I had the pleasure of meeting and interviewing Dahlov at her Maine home for Artscope Magazine when she was 93. At the time, she was putting the finishing touches on her expansive exhibition of her circle of life paintings for her one-woman show at the University of New Hampshire.
Entering Dahlov’s world was a heady experience of artistic intoxication. Every corner of her domicile was crammed with paintings, bronze busts, sculptures in marble and wood, drawings, soft sculptures, and marionettes, all painted or stitched by Dahlov, or her artist parents.
She was a joyous lover of life and art.
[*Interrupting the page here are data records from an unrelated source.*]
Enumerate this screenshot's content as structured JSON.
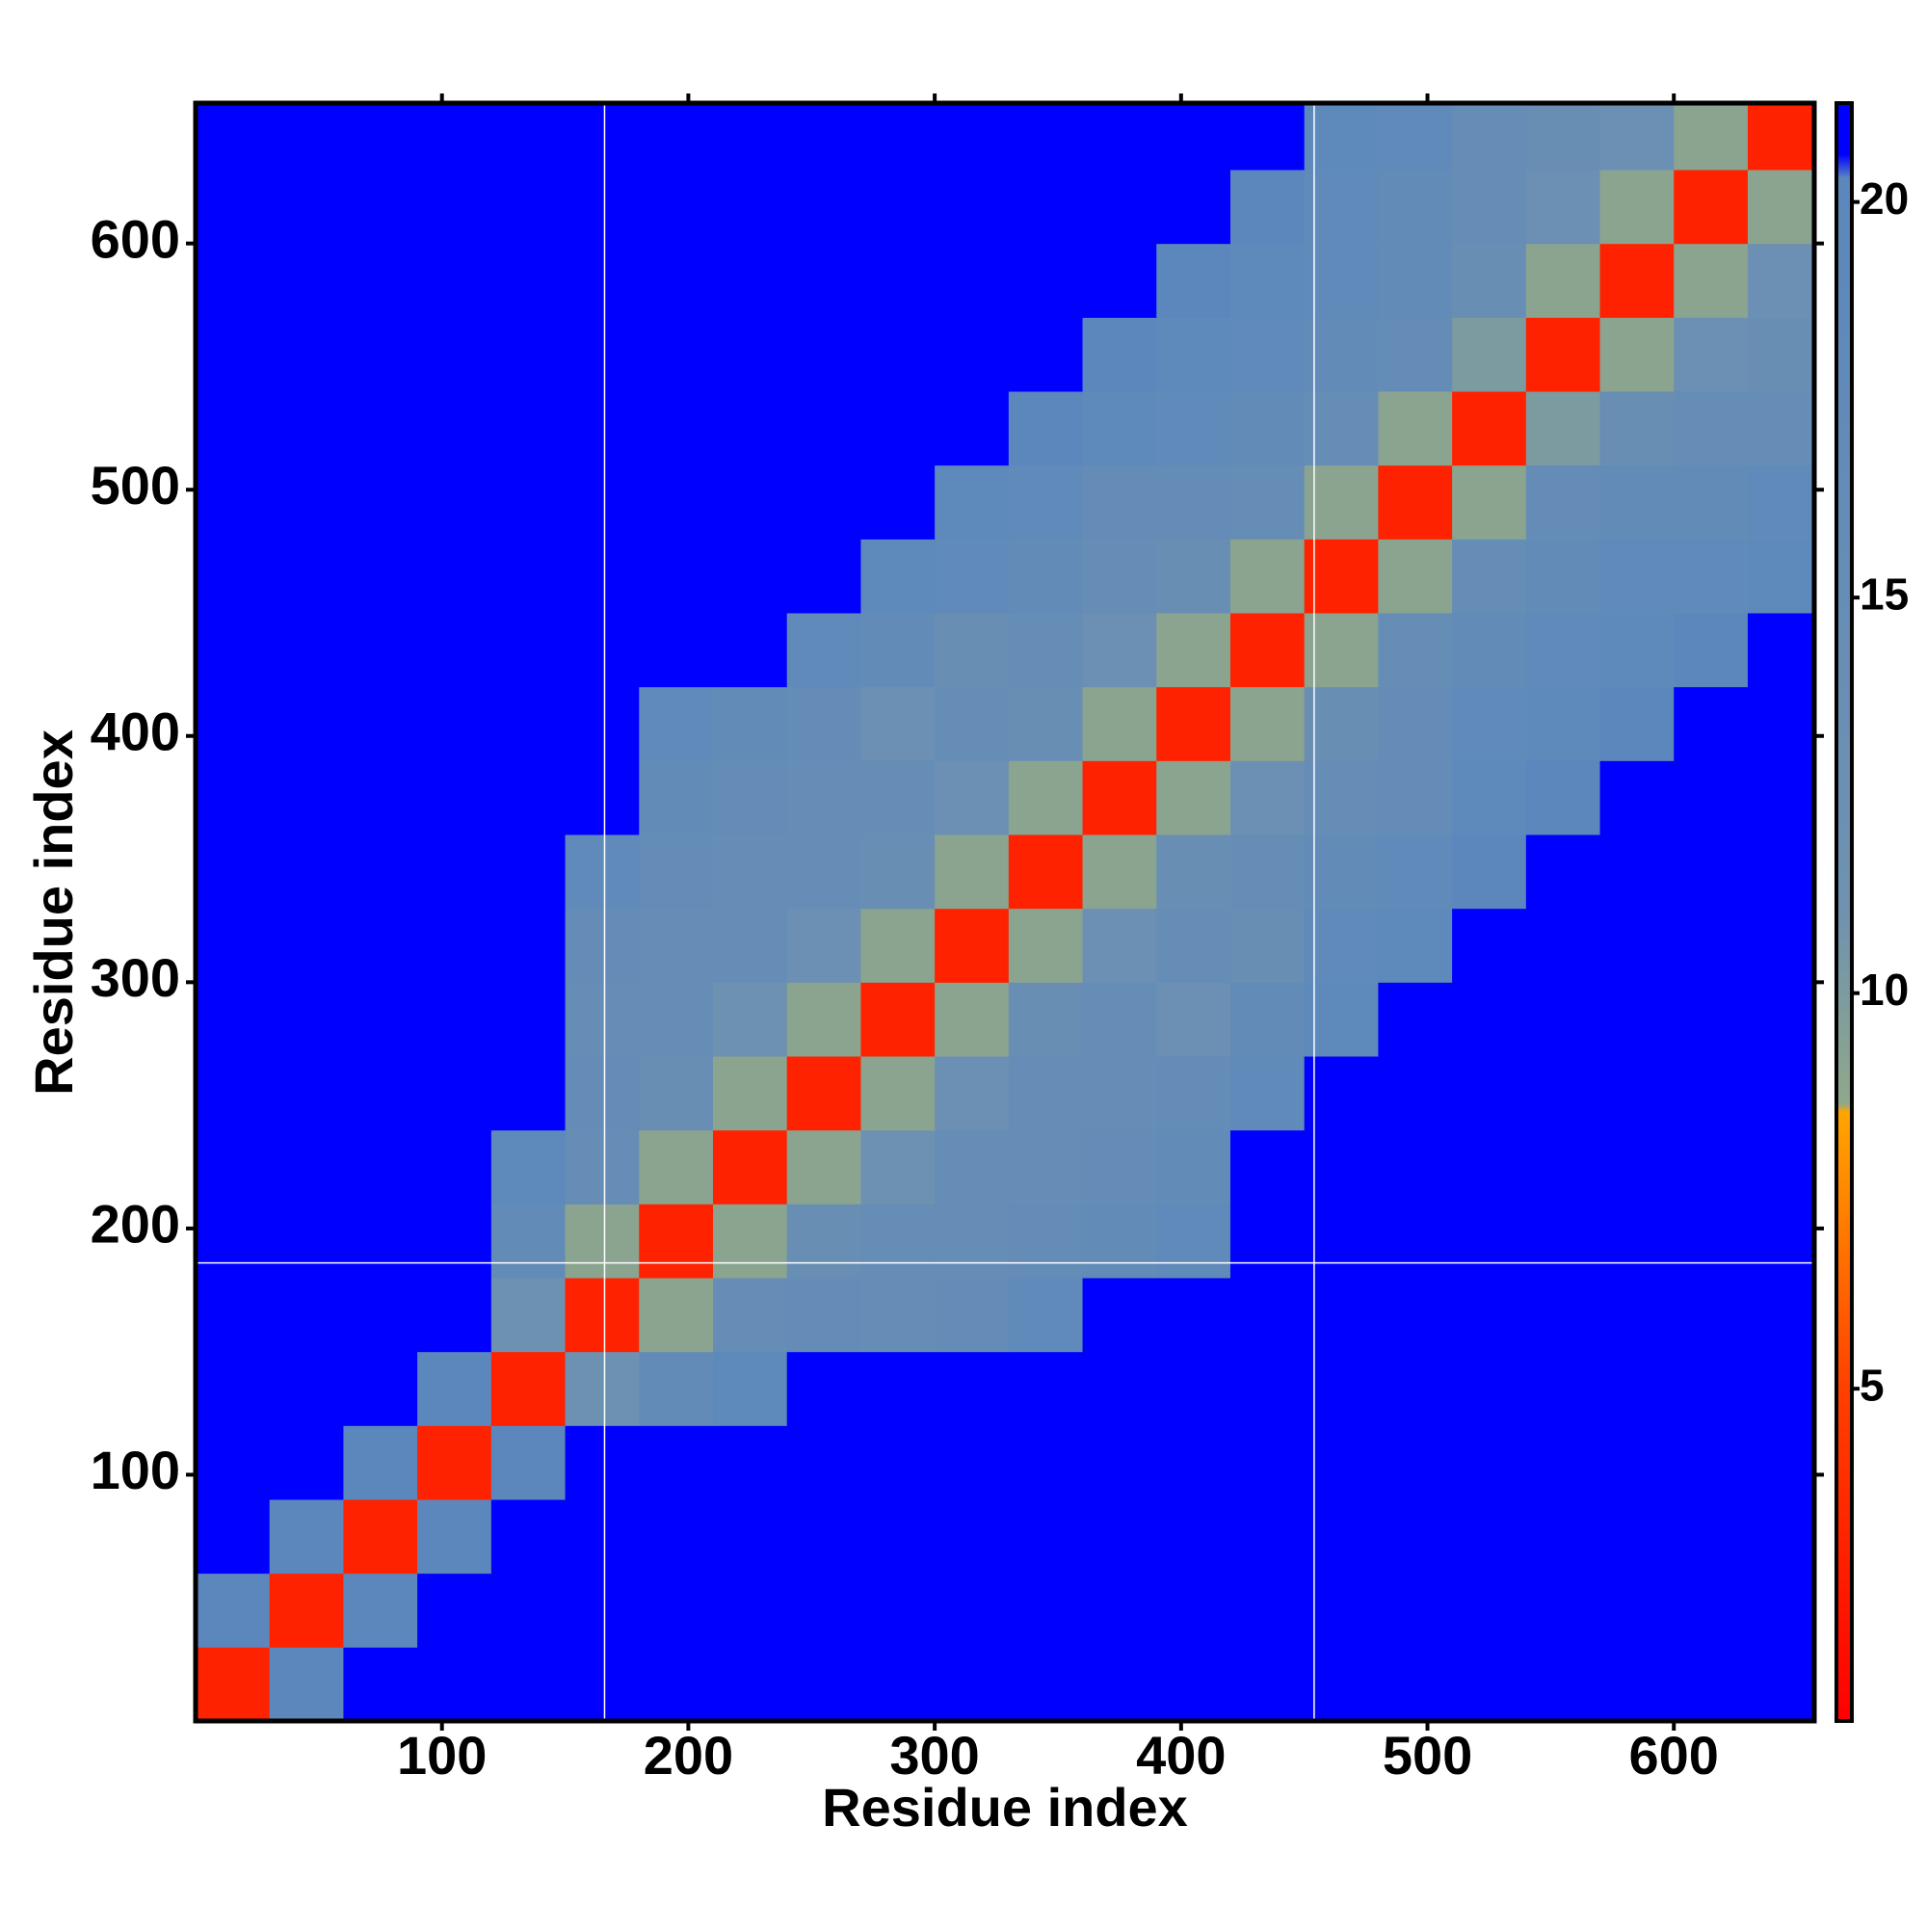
{
  "chart_data": {
    "type": "heatmap",
    "xlabel": "Residue index",
    "ylabel": "Residue index",
    "xlim": [
      0,
      657
    ],
    "ylim": [
      0,
      657
    ],
    "xticks": [
      100,
      200,
      300,
      400,
      500,
      600
    ],
    "yticks": [
      100,
      200,
      300,
      400,
      500,
      600
    ],
    "bins": [
      0,
      30,
      60,
      90,
      120,
      150,
      180,
      210,
      240,
      270,
      300,
      330,
      360,
      390,
      420,
      450,
      480,
      510,
      540,
      570,
      600,
      630,
      660
    ],
    "z": [
      [
        3,
        20,
        21,
        21,
        21,
        21,
        21,
        21,
        21,
        21,
        21,
        21,
        21,
        21,
        21,
        21,
        21,
        21,
        21,
        21,
        21,
        21
      ],
      [
        20,
        3,
        20,
        21,
        21,
        21,
        21,
        21,
        21,
        21,
        21,
        21,
        21,
        21,
        21,
        21,
        21,
        21,
        21,
        21,
        21,
        21
      ],
      [
        21,
        20,
        3,
        20,
        21,
        21,
        21,
        21,
        21,
        21,
        21,
        21,
        21,
        21,
        21,
        21,
        21,
        21,
        21,
        21,
        21,
        21
      ],
      [
        21,
        21,
        20,
        3,
        20,
        21,
        21,
        21,
        21,
        21,
        21,
        21,
        21,
        21,
        21,
        21,
        21,
        21,
        21,
        21,
        21,
        21
      ],
      [
        21,
        21,
        21,
        20,
        3,
        12,
        17,
        19,
        21,
        21,
        21,
        21,
        21,
        21,
        21,
        21,
        21,
        21,
        21,
        21,
        21,
        21
      ],
      [
        21,
        21,
        21,
        21,
        12,
        3,
        9,
        15,
        16,
        15,
        16,
        18,
        21,
        21,
        21,
        21,
        21,
        21,
        21,
        21,
        21,
        21
      ],
      [
        21,
        21,
        21,
        21,
        17,
        9,
        3,
        9,
        14,
        15,
        15,
        16,
        17,
        18,
        21,
        21,
        21,
        21,
        21,
        21,
        21,
        21
      ],
      [
        21,
        21,
        21,
        21,
        19,
        15,
        9,
        3,
        9,
        12,
        15,
        15,
        16,
        17,
        21,
        21,
        21,
        21,
        21,
        21,
        21,
        21
      ],
      [
        21,
        21,
        21,
        21,
        21,
        16,
        14,
        9,
        3,
        9,
        13,
        15,
        15,
        16,
        18,
        21,
        21,
        21,
        21,
        21,
        21,
        21
      ],
      [
        21,
        21,
        21,
        21,
        21,
        15,
        15,
        12,
        9,
        3,
        9,
        14,
        15,
        13,
        17,
        19,
        21,
        21,
        21,
        21,
        21,
        21
      ],
      [
        21,
        21,
        21,
        21,
        21,
        16,
        15,
        15,
        13,
        9,
        3,
        9,
        13,
        15,
        14,
        18,
        19,
        21,
        21,
        21,
        21,
        21
      ],
      [
        21,
        21,
        21,
        21,
        21,
        18,
        16,
        15,
        15,
        14,
        9,
        3,
        9,
        14,
        15,
        17,
        18,
        20,
        21,
        21,
        21,
        21
      ],
      [
        21,
        21,
        21,
        21,
        21,
        21,
        17,
        16,
        15,
        15,
        13,
        9,
        3,
        9,
        13,
        15,
        16,
        19,
        20,
        21,
        21,
        21
      ],
      [
        21,
        21,
        21,
        21,
        21,
        21,
        18,
        17,
        16,
        13,
        15,
        14,
        9,
        3,
        9,
        14,
        16,
        18,
        19,
        20,
        21,
        21
      ],
      [
        21,
        21,
        21,
        21,
        21,
        21,
        21,
        21,
        18,
        17,
        14,
        15,
        13,
        9,
        3,
        9,
        15,
        17,
        18,
        19,
        20,
        21
      ],
      [
        21,
        21,
        21,
        21,
        21,
        21,
        21,
        21,
        21,
        19,
        18,
        17,
        15,
        14,
        9,
        3,
        9,
        15,
        17,
        18,
        18,
        19
      ],
      [
        21,
        21,
        21,
        21,
        21,
        21,
        21,
        21,
        21,
        21,
        19,
        18,
        16,
        16,
        15,
        9,
        3,
        9,
        16,
        17,
        17,
        18
      ],
      [
        21,
        21,
        21,
        21,
        21,
        21,
        21,
        21,
        21,
        21,
        21,
        20,
        19,
        18,
        17,
        15,
        9,
        3,
        10,
        14,
        15,
        15
      ],
      [
        21,
        21,
        21,
        21,
        21,
        21,
        21,
        21,
        21,
        21,
        21,
        21,
        20,
        19,
        18,
        17,
        16,
        10,
        3,
        9,
        13,
        14
      ],
      [
        21,
        21,
        21,
        21,
        21,
        21,
        21,
        21,
        21,
        21,
        21,
        21,
        21,
        20,
        19,
        18,
        17,
        14,
        9,
        3,
        9,
        13
      ],
      [
        21,
        21,
        21,
        21,
        21,
        21,
        21,
        21,
        21,
        21,
        21,
        21,
        21,
        21,
        20,
        18,
        17,
        15,
        13,
        9,
        3,
        9
      ],
      [
        21,
        21,
        21,
        21,
        21,
        21,
        21,
        21,
        21,
        21,
        21,
        21,
        21,
        21,
        21,
        19,
        18,
        15,
        14,
        13,
        9,
        3
      ]
    ],
    "vlines": [
      166,
      454
    ],
    "hlines": [
      186
    ],
    "clim": [
      0.8,
      21.25
    ],
    "cticks": [
      5,
      10,
      15,
      20
    ],
    "colorscale": [
      [
        0.8,
        "#ff0000"
      ],
      [
        5,
        "#ff4000"
      ],
      [
        8.5,
        "#ffa500"
      ],
      [
        8.6,
        "#8fa88a"
      ],
      [
        11,
        "#6f92b0"
      ],
      [
        20.3,
        "#5b87bd"
      ],
      [
        20.6,
        "#0000ff"
      ],
      [
        21.25,
        "#0000ff"
      ]
    ]
  }
}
Her work is a rich visual feast, an experience full of zest, color, and magical imagery.
At the time if my visit, she had just finished “Blue Moon Circle” destined for her show at UNH. I was amazed that despite her advanced age, she was working at the height of her artistic power.
Taking the visual journey through her paintings is a pleasurable voyage of discovery. What is produced is a world of balance, a veritable cornucopia of visual motifs celebrating the weave of life. From the subterranean worlds of the ocean to the winged creatures of the air, all collaged with colorful exuberance in a beating matrix of interlocking creatures, great and small.
Dahlov Ipcar, born in 1917, was the child of Marguerite and William Zorach. Her father was a sculptor and her mother a painter, both were favored with distinguished careers in the New York art world.
Dahlov was her father’s muse and served as the principal model for both her father and his coterie of art students. Dahlov was plagued with hours of posing and she confided to me that she dreaded the idea of marriage to another artist fearing yet more tedious hours of posing.
Two of her father’s life size bronzes of Dahlov can be seen locally, one at the Portland Museum of Art and the another at the Ogunquit Museum of American Art.
When I queried Dahlov on the secret of her amazing health, longevity and productivity, she responded: “I credit my luck with my diet — heavy cream, rich butter and eggs, Jersey whole milk and lots of beef and pork.”
My visit and interview with Dahlov was one of the most enriching experiences of my life.